Thanks to Philipp der Rautenberg's comment I found nicer solution which works with PostgreSQL, but not SQLite.

More information on how it works is in this answer and in PostgreSQL docs and in SQLAlchemy docs.

The idea is to first declare unique constraint as deferrable and then set it as DEFERRED either by using it in initially:

import sqlalchemy as sa
import sqlalchemy.orm as orm
from sqlalchemy.ext.declarative import declarative_base

Base = declarative_base()

class MyObject(Base):
    __tablename__ = 'my_object'
    id = sa.Column(sa.Integer, primary_key=True)
    name = sa.Column(sa.Text)
    name_unique_constraint = sa.UniqueConstraint(name, deferrable=True, initially='DEFERRED')
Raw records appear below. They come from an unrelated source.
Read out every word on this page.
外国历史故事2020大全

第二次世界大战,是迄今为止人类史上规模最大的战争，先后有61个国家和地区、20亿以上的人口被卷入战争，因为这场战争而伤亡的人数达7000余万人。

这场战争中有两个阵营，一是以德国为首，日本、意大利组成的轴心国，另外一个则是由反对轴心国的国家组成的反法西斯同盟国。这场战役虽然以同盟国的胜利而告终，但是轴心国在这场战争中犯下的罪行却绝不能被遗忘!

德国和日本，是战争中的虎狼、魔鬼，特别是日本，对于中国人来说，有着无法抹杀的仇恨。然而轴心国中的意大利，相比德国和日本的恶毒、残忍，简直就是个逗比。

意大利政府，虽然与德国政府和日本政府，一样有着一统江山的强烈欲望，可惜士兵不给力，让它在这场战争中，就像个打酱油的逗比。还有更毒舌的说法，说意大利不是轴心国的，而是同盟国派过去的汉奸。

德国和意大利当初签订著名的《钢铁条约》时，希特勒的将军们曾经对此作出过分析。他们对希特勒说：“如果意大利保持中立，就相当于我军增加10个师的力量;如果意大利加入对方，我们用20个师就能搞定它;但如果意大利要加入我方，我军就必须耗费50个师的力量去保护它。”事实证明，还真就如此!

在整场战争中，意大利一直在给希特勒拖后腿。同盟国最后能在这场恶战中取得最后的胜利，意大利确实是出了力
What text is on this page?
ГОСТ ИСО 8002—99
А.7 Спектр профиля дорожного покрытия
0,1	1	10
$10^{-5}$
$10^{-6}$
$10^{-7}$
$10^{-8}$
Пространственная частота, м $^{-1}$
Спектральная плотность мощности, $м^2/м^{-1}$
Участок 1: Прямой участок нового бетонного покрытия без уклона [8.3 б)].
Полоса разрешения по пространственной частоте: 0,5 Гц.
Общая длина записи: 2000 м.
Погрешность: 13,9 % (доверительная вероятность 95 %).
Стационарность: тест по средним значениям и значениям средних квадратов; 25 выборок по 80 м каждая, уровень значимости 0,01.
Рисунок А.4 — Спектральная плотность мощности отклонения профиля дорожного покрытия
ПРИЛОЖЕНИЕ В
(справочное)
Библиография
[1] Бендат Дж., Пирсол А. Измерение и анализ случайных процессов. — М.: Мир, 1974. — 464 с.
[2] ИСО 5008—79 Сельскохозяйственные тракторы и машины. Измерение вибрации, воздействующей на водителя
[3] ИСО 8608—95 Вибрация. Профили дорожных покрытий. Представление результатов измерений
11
if __name__ == "__main__":
    engine = sa.create_engine('postgresql+psycopg2://user:password@hostname/database_name', echo=True)
    Session = orm.sessionmaker(bind=engine)
    Base.metadata.create_all(engine)
    session = Session()

    a = MyObject(name="Max")
    b = MyObject(name="Moritz")
    session.add_all([a, b])
    session.commit()

    # Now: switch names!
    a.name, b.name = b.name, a.name

    session.add_all([a, b]) # this line seems to be necessary to raise exception if swap woudn't be possible
    session.commit()

or with explicit sql statement:

db.execute('SET CONSTRAINTS ALL DEFERRED')

or

db.execute('SET CONSTRAINTS uq_my_object_name DEFERRED')

but remember when using SET CONSTRAINTS that:

This command only alters the behavior of constraints within the current transaction.